危なっかしい部下にはつい手を差し伸べたくなりますし、チームに厳しい要求を出して嫌われるのはつらいもの。しかし、チームをまとめて組織を浴していくためには、いくつか覚悟を決めなければいけないこともあります。人間関係作りの視点から、脳神経外科医として活躍する筆者が解説します。

仕事を任せるときは「期待しすぎず、相手を見守る」

職場でも家庭でも、上に立つ人間の考え方や態度によって、下にいる人のモチベーションや士気はまったく違ってきます。そして、本人が自分で目標を立てて、自らやる気を出さなければ何ごとも続けていくのは難しくなります。

 

僕は人を育てるためには、まずその人の自主性を育み、自分からやりたいと思えるような環境をつくることが大事だと思っています。

 

そして、ある程度の失敗は覚悟しながら見守ることが必要です。

 

僕自身、初めて一人で手術を任されたときのことは今でもよく覚えています。僕が手術を担当することが決まり、いざ手術となったとき、当時の上司がすっとどこかにいなくなったのです。

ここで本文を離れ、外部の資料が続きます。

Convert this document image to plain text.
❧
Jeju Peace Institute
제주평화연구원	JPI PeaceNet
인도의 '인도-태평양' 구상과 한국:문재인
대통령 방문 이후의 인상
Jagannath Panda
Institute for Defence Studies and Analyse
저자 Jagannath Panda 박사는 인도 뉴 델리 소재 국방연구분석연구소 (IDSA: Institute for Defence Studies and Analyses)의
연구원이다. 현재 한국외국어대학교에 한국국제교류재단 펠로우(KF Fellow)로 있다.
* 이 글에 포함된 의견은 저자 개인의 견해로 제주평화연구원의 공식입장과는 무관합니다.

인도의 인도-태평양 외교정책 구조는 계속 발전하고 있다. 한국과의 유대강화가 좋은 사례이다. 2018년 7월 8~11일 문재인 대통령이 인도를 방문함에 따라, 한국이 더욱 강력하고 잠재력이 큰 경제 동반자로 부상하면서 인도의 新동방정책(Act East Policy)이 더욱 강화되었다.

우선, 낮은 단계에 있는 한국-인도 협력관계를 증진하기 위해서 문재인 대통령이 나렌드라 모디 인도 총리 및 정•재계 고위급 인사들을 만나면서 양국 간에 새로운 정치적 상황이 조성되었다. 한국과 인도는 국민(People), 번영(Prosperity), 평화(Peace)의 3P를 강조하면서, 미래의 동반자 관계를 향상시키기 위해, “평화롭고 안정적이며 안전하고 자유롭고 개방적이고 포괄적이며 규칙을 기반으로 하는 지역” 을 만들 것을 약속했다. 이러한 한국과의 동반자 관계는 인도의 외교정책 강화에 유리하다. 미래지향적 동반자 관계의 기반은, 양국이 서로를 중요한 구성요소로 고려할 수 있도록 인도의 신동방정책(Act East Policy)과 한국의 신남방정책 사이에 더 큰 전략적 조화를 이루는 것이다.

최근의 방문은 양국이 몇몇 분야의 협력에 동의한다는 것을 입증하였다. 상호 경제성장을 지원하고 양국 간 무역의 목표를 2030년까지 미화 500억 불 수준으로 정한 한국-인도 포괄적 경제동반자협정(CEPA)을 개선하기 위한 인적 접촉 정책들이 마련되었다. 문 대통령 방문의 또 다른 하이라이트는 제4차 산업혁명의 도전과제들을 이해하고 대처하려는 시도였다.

そうなると、もう一人でなんとかするしかありません。そのとき胸に抱いていたのは、自分でなんとかしなければいけないのだという責任感と、自分は信頼された、任されたのだという誇らしさでした。

 

たぶん、上司はそれを見越して席を外したのだと思います。

 

僕も今は部下に対して同じように接しています。これなら大丈夫だと安全を確認したうえで「もうお前に任せたからな」と言って手術室を出ていくのです。この「お前に任せた」が人を育てるのだと思います。

 

子どもに対しても、何でも危ないからといって止めるのではなく、本当に危険なもの以外は体験によって会得させることが大事です。子どもは、石ころのあるところで走ったら危ないということを、自分で転ぶことによって知ります。すり傷ができるかもしれませんが、転んだら痛いことを知れば次からは気をつけるはずです。落ちる怖さを知れば、むやみに高いところに登らなくなります。

 

とはいっても、相手を信じて任せるのは難しいことです。

 

僕も若い人に手術を任そうと思っていたのについ横から手を出してしまい、気がついたらほとんど自分でやっていたなんてこともありました。どこまで相手を信じて任せるかは難しい問題です。

 

人に任せるときに僕が一つ心に留めているのは、相手に期待し過ぎないことです。

 

相手に期待し過ぎると、うまくいかなかったときの落胆が大きくなり、その分、叱責してしまって相手を傷つけることになりかねないからです。過剰に期待することでお互いに余計なストレスを生み出してしまうのです。

 

わが子に大きな期待を寄せ過ぎる親がいます。自分はピアノがまったくできないのにわが子には一流のピアニストになってほしいと願うとか、自分よりもずっと上のレベルの学校に通わせたいと思うなど、その期待が大き過ぎると子どもは窮屈になってしまいます。

 

たとえ有名な音楽学校や偏差値の高い学校に合格できたとしても、その子は親の過剰な期待に応えるために、ハードな環境のなかで無理をし続けることになってしまうのです。親が子どもを正しく見極めないと、わが子に身の丈以上のものを求めてしまい、無理を押し付けて苦しめてしまいます。

 

ですから、相手に期待はするけれども決して期待し過ぎず、見合った能力を見極めてサポートすることが大事だと思います。黙って見守るというのはなかなか難しいことですが、人を育てるにはこれが一番なのです。